また、「薬進会」の講義は、WEBから動画で見られる。ヤル気があれば、学生自ら学び進めていくことができるのだ。もちろんビジネスであるから有料と無料の枠組みはあるが、現在すでに200本もの無料動画がアップされている。学生本位であること、この上ない。

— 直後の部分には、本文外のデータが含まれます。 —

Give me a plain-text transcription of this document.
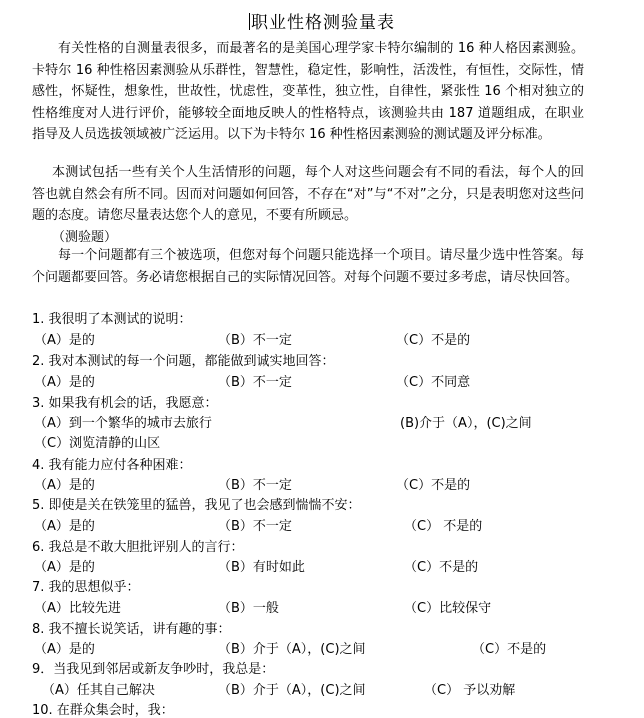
职业性格测验量表
有关性格的自测量表很多，而最著名的是美国心理学家卡特尔编制的 16 种人格因素测验。卡特尔 16 种性格因素测验从乐群性，智慧性，稳定性，影响性，活泼性，有恒性，交际性，情感性，怀疑性，想象性，世故性，忧虑性，变革性，独立性，自律性，紧张性 16 个相对独立的性格维度对人进行评价，能够较全面地反映人的性格特点，该测验共由 187 道题组成，在职业指导及人员选拔领域被广泛运用。以下为卡特尔 16 种性格因素测验的测试题及评分标准。
本测试包括一些有关个人生活情形的问题，每个人对这些问题会有不同的看法，每个人的回答也就自然会有所不同。因而对问题如何回答，不存在“对”与“不对”之分，只是表明您对这些问题的态度。请您尽量表达您个人的意见，不要有所顾忌。
（测验题）
每一个问题都有三个被选项，但您对每个问题只能选择一个项目。请尽量少选中性答案。每个问题都要回答。务必请您根据自己的实际情况回答。对每个问题不要过多考虑，请尽快回答。
1. 我很明了本测试的说明：
（A）是的	（B）不一定	（C）不是的
2. 我对本测试的每一个问题，都能做到诚实地回答：
（A）是的	（B）不一定	（C）不同意
3. 如果我有机会的话，我愿意：
（A）到一个繁华的城市去旅行	(B)介于（A），(C)之间
（C）浏览清静的山区
4. 我有能力应付各种困难：
（A）是的	（B）不一定	（C）不是的
5. 即使是关在铁笼里的猛兽，我见了也会感到惴惴不安：
（A）是的	（B）不一定	（C） 不是的
6. 我总是不敢大胆批评别人的言行：
（A）是的	（B）有时如此	（C）不是的
7. 我的思想似乎：
（A）比较先进	（B）一般	（C）比较保守
8. 我不擅长说笑话，讲有趣的事：
（A）是的	（B）介于（A），(C)之间	（C）不是的
9．当我见到邻居或新友争吵时，我总是：
（A）任其自己解决	（B）介于（A），(C)之间	（C） 予以劝解
10. 在群众集会时，我：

講師と学生、企業と学生、薬剤師と患者。人と人とが直に顔を合わせて生まれる関係性や、ふれあいの大切さと、WEBを駆使した効率のよさ。偏らず、同時進行していくことに、篠倉さんのバランス感覚のよさと、面白さがある。
独立してからは、24時間365日、仕事のことが頭の片隅にある。バカンスへ行っても、アイデアが浮かんだらメモを走らせる。学生が喜び、堂々と巣立っていく姿が篠倉さんを駆り立てるのだろう。

アイデアとパワーの源は、食べる・飲む・旅をする

仕事に熱い篠倉さんは、プライベートも楽しみきる。「ORO-GIO STYLE」のGOURMETコーナーで紹介した飲食店にも、よく足を運ぶそう。アルコールにめっぽう強い篠倉さん。一緒にシガーを嗜むのだが、この組み合わせが意外にも経済的なのだという。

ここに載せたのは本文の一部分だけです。